À son contact, l’adolescente va prendre du recul sur ses malheurs et ses peines se rendant compte que cette révélation qui l’a tant chagrinée ne peut effacer tous les beaux moments de vie, de complicité et de tendresse partagés avec ses parents et sa petite sœur. Une prise de conscience la poussant à vouloir retrouver les siens qui attendent probablement son retour avec angoisse et impatience, une chance que son nouvel ami n’a pas…

Orphelin, Sliman n’a plus personne à retrouver, mais malgré les épreuves qu’il a traversées et qui ne seront ici qu’effleurées, il garde toujours le sourire aux lèvres. C’est incontestablement l’atout bonne humeur du roman, et la personne qu’il fallait pour permettre à Aurore d’ouvrir les yeux sur le trésor qu’elle possède, une famille aimante et soudée.
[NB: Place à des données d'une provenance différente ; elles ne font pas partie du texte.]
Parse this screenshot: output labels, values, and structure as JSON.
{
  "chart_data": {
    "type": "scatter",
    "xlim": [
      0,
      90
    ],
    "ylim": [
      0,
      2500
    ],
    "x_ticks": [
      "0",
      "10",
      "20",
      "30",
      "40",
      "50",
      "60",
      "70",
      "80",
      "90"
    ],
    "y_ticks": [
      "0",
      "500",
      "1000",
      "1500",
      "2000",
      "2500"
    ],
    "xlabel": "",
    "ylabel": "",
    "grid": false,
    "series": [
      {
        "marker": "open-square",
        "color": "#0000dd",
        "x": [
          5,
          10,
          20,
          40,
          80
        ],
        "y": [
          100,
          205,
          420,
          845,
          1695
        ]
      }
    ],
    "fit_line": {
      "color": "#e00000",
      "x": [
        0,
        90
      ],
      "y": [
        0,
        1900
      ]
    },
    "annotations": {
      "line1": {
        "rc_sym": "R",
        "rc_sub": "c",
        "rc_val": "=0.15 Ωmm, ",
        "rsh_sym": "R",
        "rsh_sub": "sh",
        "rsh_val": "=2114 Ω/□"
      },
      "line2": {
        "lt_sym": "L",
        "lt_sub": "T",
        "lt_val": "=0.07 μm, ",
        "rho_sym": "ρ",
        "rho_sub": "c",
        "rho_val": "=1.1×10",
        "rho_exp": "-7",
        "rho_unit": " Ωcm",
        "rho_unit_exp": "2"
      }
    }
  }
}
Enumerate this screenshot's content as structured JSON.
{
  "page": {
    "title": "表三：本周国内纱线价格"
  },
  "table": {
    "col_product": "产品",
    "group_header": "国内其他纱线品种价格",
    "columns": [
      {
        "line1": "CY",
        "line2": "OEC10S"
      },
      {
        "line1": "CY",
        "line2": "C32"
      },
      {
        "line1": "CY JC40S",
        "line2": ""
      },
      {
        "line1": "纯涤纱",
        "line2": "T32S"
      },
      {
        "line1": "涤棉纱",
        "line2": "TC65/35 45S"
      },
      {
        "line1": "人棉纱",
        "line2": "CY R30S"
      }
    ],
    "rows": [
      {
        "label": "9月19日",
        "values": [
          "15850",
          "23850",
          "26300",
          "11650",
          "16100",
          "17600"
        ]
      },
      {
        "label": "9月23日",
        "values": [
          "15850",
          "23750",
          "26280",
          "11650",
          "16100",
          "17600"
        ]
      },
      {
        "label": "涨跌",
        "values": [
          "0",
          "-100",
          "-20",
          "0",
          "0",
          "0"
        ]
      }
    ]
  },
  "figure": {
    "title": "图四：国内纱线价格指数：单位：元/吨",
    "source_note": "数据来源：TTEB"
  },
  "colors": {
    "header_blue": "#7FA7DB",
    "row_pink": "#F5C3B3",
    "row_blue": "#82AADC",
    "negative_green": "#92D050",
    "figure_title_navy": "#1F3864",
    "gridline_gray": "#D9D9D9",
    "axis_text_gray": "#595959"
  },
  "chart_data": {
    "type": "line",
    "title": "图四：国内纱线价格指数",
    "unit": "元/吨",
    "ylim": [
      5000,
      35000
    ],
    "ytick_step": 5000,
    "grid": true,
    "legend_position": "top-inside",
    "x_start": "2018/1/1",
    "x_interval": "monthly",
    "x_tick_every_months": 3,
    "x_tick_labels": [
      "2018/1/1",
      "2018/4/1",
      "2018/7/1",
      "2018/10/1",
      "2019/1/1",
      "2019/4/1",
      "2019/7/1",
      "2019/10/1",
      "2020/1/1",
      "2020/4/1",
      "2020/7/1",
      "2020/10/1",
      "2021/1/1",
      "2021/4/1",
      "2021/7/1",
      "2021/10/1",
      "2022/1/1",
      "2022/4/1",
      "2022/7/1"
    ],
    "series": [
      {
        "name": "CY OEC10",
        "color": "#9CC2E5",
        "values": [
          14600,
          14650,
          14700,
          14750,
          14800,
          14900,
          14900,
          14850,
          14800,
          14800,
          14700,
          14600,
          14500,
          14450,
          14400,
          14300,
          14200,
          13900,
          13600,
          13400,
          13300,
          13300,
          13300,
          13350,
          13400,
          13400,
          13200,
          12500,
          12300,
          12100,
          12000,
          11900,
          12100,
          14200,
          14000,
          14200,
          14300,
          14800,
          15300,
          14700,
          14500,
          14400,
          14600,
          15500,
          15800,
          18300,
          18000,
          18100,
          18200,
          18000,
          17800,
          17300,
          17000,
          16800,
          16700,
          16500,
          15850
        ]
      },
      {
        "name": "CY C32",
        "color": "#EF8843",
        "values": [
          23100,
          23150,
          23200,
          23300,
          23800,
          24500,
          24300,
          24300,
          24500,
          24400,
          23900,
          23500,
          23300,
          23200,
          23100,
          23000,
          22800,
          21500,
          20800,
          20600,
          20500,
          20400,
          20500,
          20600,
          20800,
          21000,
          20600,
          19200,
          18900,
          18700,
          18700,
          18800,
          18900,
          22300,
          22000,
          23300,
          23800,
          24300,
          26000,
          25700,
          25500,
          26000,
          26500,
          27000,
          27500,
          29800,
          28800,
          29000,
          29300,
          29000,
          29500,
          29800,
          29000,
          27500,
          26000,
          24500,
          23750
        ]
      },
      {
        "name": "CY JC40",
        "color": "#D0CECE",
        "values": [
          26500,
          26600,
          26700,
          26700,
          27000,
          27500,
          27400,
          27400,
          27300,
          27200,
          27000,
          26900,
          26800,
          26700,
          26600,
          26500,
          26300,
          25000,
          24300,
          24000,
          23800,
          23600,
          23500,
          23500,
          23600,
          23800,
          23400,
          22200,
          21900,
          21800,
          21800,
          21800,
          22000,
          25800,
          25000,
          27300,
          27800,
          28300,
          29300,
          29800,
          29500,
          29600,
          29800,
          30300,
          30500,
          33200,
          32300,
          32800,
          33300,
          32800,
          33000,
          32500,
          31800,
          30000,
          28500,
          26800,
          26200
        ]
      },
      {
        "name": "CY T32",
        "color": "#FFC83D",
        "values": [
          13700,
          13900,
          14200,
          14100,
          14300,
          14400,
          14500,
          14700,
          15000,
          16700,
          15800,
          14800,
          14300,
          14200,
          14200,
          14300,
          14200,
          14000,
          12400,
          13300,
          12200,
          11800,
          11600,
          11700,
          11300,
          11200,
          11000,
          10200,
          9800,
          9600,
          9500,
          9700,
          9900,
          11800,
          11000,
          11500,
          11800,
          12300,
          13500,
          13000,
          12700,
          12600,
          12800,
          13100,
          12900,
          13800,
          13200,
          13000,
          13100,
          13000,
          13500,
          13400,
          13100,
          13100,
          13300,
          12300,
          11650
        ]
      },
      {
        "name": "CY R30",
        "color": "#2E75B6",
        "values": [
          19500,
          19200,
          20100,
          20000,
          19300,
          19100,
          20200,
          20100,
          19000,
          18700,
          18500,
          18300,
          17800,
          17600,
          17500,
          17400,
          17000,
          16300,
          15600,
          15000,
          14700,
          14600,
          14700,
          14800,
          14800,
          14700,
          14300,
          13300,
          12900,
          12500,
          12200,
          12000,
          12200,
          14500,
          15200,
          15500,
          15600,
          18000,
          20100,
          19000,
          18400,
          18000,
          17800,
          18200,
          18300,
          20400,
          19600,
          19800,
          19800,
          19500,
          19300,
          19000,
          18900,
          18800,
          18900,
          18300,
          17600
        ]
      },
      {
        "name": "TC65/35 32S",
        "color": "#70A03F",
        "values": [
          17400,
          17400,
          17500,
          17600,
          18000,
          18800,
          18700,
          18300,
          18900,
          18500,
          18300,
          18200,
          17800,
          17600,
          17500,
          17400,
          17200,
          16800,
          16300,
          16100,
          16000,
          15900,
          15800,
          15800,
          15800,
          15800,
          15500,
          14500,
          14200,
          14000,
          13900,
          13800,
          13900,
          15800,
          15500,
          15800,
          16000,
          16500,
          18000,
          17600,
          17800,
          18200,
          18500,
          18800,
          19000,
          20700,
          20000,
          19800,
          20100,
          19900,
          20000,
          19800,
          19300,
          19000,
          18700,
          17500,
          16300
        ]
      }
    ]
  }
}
J’aurais aimé en apprendre plus sur cet adolescent qui conserve une belle part de mystère, mais j’ai été très touchée par son histoire, sa pudeur quant à ses sentiments, sa simplicité, sa gentillesse et le naturel avec lequel il entre dans la vie d’Aurore. Sans jamais la juger, lui qui a connu des épreuves que l’on devine difficiles, il la soutient et, d’une certaine manière, veille sur elle. Après tout, la rue, c’est son monde, pas celui de l’adolescente… L’auteur nous propose donc une jolie amitié pleine de douceur et de rires.

Les thèmes abordés sont intéressants, pertinents par rapport au public visé par l’ouvrage et apportent une certaine profondeur au récit : la famille, la construction de son identité, l’amitié, le déracinement, cette notion de l’étranger et de l’Autre… Mais je dois avouer que c’est bien la personnalité haute en couleur d’Aurore qui m’a réellement séduite. Cette adolescente est plutôt du genre attachante ! Intelligente, pleine d’humour et doté d’un esprit affûté, elle aime jouer avec les mots qu’elle manie avec une facilité déconcertante. Les adolescents, mais aussi les adultes, devraient être séduits par ce truculent personnage qui n’a pas sa langue dans sa poche.

Il faut dire qu’amusante, elle possède également une certaine capacité de recul sur ses semblables et les adultes, et une tendance à la dérision et à l’auto-dérision. J’ai d’ailleurs souvent souri face à ses réparties que d’aucuns pourraient qualifier d’impertinentes quand j’aurais tendance à les trouver rafraîchissantes. Vous aurez donc compris que j’ai été particulièrement sensible à l’humour de l’auteur et de son personnage !

Cerise sur le gâteau, l’auteur, également compositeur/chanteur, a créé une chanson pour accompagner le roman. Une chanson que vous retrouverez ici ou en scannant le QR code en fin d’ouvrage.

En conclusion, porté par deux personnages aussi amusants qu’attachants, Aurore est un joli roman jeunesse plein de poésie et d’humour qui aborde en douceur et avec philosophie des thèmes comme la famille, l’amitié, le déracinement… Tour à tour drôle et touchante, voici une charmante histoire à déguster que l’on soit adolescent ou adulte, mais en gardant en tête que plus qu’un récit qui collerait à la réalité, l’auteur nous propose avant tout une fable entre rires et chagrin qui ne manquera pas de vous toucher.